When you are in Tennant Creek you can visit the information centre for a key to tour the old telegraph station north of town. Our caravan park also had a key, so we borrowed it for a look. You can tour the station without a key but you won’t be able to get into all the buildings. So much history here, I’m so glad we stopped in during our stay. The history behind the telegraph line is fascinating. They built this telegraph line all the way from Port Augusta to Darwin in the 1870s, it was over 3,000 km in length. The line followed the general route Stewart and his party took years before. The goal was to link Australia with the rest of the world. Major cities and Tasmania were already connected, but they were still relying on shipping to receive messages from Europe, which took two months or more. The first building we went in was used for food storage. Steps lead down into the building, keeping the food below ground level surely kept it a bit cooler. The kids crawled in this space to look through the ventilated wall. They ended up with chalky plaster dust all over them. Before the telegraph line was connected by sea cable it took at least two months for European news to reach Australia. Getting news only two days old was incredible. According to this link it took seven hours to get a message from Australia to England. There were plenty of old pictures around depicting life and work at the station. It was quite an isolated existence. Kids are always fascinated by codes, aren’t they? A few days after visiting the telegraph station we built our own Morse code sender with a snap circuit set. Here’s Mr. Samuel Morse himself. The white line on the map below is the route the telegraph cable took both on land and sea all the way from London to Adelaide. There was a bit of information on how the lines worked. There were eleven relay stations along the way. There weren’t electricity lines, so each station had to have its own power supply. We found some old batteries in another room, but I can’t imagine these are the Meidinger cells that the signage referred to. I’m just completely fascinated by all this. Many of the relay stations ended up with towns nearby: Alice Springs, Tennant Creek, Katherine. They did all this in two years, working on different sections of the line simultaneously.

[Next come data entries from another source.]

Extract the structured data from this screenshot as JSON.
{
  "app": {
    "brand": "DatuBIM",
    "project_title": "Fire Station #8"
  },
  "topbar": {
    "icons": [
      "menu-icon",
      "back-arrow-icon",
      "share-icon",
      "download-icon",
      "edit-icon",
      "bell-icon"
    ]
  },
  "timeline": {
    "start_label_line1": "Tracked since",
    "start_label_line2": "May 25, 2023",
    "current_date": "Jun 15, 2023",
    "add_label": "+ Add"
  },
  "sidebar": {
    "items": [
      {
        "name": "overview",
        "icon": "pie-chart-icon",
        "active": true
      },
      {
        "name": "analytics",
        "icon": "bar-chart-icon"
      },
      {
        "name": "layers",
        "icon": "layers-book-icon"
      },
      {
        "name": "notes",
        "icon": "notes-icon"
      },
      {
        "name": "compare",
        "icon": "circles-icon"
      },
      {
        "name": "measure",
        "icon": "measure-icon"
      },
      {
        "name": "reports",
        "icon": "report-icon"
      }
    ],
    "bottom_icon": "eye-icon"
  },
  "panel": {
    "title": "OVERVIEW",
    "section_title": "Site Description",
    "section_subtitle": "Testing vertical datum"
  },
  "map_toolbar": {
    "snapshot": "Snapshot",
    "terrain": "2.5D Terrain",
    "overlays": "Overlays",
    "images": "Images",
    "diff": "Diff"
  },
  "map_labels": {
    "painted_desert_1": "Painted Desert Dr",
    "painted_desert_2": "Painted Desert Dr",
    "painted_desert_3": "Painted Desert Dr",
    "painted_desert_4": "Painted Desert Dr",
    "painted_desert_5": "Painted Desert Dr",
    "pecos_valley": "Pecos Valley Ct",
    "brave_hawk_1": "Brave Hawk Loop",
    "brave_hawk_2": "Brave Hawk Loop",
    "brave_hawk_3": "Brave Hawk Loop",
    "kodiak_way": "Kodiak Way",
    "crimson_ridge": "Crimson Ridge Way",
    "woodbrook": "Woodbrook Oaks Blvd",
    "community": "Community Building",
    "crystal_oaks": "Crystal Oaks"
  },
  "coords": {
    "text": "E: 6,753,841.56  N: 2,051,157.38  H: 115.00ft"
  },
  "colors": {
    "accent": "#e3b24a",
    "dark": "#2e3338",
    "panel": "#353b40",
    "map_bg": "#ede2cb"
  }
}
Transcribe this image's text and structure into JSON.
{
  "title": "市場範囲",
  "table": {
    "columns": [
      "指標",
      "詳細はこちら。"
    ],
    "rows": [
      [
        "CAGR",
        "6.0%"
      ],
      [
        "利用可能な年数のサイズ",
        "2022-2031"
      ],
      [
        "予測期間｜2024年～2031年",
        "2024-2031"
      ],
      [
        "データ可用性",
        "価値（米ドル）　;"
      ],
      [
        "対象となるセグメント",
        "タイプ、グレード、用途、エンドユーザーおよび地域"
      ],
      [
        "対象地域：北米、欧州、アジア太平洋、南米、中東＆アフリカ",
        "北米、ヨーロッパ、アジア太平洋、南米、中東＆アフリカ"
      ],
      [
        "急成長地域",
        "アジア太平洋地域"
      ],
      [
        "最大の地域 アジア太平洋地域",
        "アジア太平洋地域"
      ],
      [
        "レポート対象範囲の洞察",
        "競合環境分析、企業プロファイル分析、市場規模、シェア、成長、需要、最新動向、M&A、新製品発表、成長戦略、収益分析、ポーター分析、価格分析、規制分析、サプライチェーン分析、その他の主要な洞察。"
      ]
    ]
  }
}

‘No line passing through a similar extent of uninhabited country, where the materials had to be carted over such long distances, no line of equal length and presenting similar natural obstacles, has been constructed in the same short space of time.’
~Charles Todd, 1870.
This is a picture from the day the sea cable was linked up to the land cable at Port Darwin, November 1871. There’s that coloured hair again. Hair chalk doesn’t last long but it’s quite fun. Once the line was set up with all the stations along the way it became the preferred travel route. The various stations even offered lodging to travellers. This guy on the bike below travelled up the east coast, then across to Darwin and down the centre. The highway that follows the route now is called the Stuart Highway, a road we are quite familiar with at this point! I think this was the building used for lodging. I don’t know what was in that old fireplace but TurboBug was sure fascinated. The telegraph station was used until 1935 when operations were transferred into town. After that it was used for various things. This building was modified to be a butcher shop at one time. There was a cold storage room and this lovely butcher block. I have no idea if this is one that was actually used. Ewww. It was a little too easy to imagine what went on in this room. There was also an old blacksmith building. The kids enjoyed looking at the old tools and machinery and pretending they were making things. At this point we had grumbling kids. They’d had enough walking and taking in historic information for one day. I forced asked them to come over for one last picture near one of the old telegraph poles. After they were released from that last picture they ran back to their favourite building, the pantry. That’s our Aussie history for the week, done and dusted! Now I’ve discovered there’s a film about all this, we are going to have to figure out how to watch it one day. And the fact that the kids have been here, they’ve seen one of these stations with their own eyes, they’ve travelled the Stuart Highway, they’ve stopped in many of these towns…that will all make it come to life for them. So exciting!